On Public-Private Partnerships

Ludmila Baleevskikh, a senior lawyer of Muranov, Chernyakov & Partners, discusses the problems of Russian legislation on public-private partnerships.

Ludmila Baleevskikh
senior lawyer

Muranov, Chernyakov & Partners
+7 495 783-74-50

In recent years, the usage of public-private partnerships has significantly increased. This growth, however, is restricted by the underdevelopment of the legislative framework in the field of PPPs. In particular, there are the following problems:

  • The current legislation doesn’t fully reflect all the specifics of PPPs;
  • There are no legal acts specifically on PPPs;
  • Areas and fields where PPPs can be used are not specified by the law;
  • The law is silent on the powers of public authorities in the PPP context;
  • The legislation does not provide sufficient detail on contractual relationships in the PPP projects;

These problems cause serious risks for PPP projects:

  • The risk of re-qualification of a PPP agreement, which is not a concession, into the concession agreement subject to the Federal Law "On Concession Agreements". The law on concession has several drawbacks.
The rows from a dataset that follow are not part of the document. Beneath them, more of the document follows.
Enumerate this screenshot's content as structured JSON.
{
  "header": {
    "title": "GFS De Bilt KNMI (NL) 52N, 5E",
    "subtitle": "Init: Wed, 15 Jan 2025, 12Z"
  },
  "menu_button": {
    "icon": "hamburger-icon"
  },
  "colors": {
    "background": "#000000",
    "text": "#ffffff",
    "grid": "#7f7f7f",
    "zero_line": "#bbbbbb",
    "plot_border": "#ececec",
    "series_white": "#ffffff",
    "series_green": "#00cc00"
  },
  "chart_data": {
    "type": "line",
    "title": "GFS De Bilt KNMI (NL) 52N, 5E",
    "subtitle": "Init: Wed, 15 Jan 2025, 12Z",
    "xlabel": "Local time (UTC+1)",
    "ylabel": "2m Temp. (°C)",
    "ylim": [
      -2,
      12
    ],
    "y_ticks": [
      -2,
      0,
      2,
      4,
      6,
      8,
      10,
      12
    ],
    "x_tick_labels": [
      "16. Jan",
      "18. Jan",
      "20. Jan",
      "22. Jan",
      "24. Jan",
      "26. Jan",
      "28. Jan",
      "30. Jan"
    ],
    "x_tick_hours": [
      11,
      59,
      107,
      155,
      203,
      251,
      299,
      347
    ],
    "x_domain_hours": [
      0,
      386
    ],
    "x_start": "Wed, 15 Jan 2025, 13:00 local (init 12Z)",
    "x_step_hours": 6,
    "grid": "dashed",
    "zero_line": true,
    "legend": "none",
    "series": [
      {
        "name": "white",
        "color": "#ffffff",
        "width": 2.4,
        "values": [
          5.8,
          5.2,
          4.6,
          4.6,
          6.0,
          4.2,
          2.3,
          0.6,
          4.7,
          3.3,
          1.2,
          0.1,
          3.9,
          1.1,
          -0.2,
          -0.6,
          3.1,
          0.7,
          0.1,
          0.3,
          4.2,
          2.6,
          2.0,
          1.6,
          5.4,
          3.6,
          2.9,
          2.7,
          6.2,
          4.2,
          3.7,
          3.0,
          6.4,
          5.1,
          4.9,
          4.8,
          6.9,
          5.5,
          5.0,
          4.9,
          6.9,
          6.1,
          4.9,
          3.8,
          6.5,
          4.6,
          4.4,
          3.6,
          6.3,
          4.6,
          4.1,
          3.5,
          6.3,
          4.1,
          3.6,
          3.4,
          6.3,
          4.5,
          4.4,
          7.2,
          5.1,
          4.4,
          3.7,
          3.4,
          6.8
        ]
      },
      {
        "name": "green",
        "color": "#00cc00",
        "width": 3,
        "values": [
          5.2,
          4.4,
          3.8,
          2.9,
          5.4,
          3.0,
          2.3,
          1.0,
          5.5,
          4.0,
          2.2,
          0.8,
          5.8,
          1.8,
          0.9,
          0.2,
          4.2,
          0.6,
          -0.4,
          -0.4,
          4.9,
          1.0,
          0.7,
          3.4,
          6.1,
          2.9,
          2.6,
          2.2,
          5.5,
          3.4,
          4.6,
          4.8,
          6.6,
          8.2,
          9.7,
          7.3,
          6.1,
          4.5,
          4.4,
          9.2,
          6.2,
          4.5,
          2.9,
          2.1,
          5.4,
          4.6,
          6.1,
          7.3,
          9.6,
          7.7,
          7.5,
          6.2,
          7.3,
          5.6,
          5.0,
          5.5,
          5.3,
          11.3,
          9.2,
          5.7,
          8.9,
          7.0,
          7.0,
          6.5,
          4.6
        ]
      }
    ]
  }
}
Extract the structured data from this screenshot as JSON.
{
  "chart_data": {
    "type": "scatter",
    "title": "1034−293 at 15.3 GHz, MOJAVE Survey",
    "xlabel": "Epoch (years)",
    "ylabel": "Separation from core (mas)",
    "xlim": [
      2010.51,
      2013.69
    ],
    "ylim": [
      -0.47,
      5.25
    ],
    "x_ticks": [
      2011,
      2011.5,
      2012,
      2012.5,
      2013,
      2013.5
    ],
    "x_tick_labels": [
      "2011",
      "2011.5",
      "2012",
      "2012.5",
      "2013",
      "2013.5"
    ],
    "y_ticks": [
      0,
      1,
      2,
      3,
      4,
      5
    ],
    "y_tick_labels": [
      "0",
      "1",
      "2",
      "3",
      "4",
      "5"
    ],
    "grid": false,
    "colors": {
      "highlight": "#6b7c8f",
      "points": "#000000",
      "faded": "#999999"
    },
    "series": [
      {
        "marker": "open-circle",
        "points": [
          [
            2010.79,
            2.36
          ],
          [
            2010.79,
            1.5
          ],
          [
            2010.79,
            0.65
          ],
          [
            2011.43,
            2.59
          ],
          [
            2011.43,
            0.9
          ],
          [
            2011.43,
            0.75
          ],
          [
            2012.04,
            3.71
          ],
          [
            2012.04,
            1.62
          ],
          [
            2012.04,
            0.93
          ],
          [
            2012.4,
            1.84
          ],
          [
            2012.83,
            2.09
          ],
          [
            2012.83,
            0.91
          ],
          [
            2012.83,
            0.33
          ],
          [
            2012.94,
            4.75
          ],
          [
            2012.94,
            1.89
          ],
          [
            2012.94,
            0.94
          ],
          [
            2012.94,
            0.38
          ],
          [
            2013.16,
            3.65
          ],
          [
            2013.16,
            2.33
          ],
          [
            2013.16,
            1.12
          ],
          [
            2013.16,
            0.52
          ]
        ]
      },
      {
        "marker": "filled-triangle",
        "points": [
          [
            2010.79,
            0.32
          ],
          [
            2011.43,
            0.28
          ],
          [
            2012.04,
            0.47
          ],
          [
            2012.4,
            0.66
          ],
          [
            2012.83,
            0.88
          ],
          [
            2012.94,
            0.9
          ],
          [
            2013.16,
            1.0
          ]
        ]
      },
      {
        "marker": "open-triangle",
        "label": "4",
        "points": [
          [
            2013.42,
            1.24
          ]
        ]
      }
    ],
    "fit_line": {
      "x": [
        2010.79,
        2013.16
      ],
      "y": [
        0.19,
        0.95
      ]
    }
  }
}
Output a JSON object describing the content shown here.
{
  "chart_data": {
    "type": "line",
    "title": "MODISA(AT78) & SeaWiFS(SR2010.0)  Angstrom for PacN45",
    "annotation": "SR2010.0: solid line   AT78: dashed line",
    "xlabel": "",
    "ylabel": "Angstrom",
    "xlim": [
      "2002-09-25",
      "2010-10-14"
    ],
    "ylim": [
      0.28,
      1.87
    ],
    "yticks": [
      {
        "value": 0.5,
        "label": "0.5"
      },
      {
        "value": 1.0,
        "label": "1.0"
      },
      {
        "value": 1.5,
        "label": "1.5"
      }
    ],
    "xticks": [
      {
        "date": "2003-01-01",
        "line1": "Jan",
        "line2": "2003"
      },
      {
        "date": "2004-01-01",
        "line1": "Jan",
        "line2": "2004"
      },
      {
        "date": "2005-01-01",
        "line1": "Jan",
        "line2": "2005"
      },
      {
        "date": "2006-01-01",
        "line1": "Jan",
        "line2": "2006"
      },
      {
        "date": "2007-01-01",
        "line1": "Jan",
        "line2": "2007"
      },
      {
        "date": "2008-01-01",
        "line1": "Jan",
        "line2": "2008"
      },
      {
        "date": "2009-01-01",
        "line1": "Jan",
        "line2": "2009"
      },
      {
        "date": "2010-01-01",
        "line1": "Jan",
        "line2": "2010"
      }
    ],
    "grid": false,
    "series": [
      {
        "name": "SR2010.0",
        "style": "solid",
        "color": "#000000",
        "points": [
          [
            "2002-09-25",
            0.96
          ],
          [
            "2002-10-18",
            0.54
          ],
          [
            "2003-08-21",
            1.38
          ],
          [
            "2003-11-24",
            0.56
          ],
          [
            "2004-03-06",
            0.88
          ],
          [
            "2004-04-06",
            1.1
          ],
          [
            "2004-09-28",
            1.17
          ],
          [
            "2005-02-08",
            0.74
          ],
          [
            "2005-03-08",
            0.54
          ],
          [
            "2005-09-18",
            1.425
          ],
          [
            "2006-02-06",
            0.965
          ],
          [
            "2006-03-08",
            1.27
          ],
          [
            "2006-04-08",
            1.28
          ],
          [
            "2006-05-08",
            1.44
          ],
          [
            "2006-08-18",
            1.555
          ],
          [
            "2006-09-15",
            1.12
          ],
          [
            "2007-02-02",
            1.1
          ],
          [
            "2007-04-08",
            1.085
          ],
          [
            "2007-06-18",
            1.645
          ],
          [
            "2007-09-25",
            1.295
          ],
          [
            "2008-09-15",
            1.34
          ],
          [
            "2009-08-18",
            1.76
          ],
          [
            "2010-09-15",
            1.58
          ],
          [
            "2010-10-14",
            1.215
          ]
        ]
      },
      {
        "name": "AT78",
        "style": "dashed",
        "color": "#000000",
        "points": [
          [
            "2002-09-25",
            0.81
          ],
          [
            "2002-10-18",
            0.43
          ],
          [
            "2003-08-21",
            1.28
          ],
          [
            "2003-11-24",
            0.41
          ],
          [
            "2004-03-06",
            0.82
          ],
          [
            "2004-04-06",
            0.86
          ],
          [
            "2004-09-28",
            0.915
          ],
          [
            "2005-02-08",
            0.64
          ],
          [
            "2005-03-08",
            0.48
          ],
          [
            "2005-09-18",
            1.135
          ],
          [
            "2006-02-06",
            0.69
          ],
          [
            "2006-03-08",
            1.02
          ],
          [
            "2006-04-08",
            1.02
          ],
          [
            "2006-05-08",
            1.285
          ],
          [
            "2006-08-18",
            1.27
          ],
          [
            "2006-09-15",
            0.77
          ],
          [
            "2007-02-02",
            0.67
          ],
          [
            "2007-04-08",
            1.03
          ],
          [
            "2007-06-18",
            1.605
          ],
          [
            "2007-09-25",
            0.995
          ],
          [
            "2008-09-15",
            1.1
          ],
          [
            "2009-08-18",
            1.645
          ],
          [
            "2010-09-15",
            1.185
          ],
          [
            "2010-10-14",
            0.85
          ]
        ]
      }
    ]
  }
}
Namely, it substantially restricts the usage of collateral as a form of security by the concessionaire to the lenders; it restricts the arbitrability of disputes in international commercial arbitration;

 

  • There are risks arising from the fact that any financial obligation of a public body is valid only if this expenditure is included in the budget of that public organisation. At the same time, state and municipal budgets are drafted for much shorter periods than the lifespan of PPPs projects;
  • Risks associated with land. Difficulties arise due to the fact that a PPP project often needs land from many different owners: the Russian Federation, the Subject of the Federation, the municipality;
  • Risks associated with the absence of specific partner selection procedures for PPP projects;
  • The Budget Code of the Russian Federation does not provide a special form of appropriations that are suitable for the financing of state obligations under PPP projects;
  • Risks associated with the future obligation of a party to a PPP project to hand over ownership over property to the other party. Such future obligations can be unenforceable in Russia;

The above-mentioned risks can be reduced by creating a well-functioning legal system for public-private partnership at the federal and regional levels.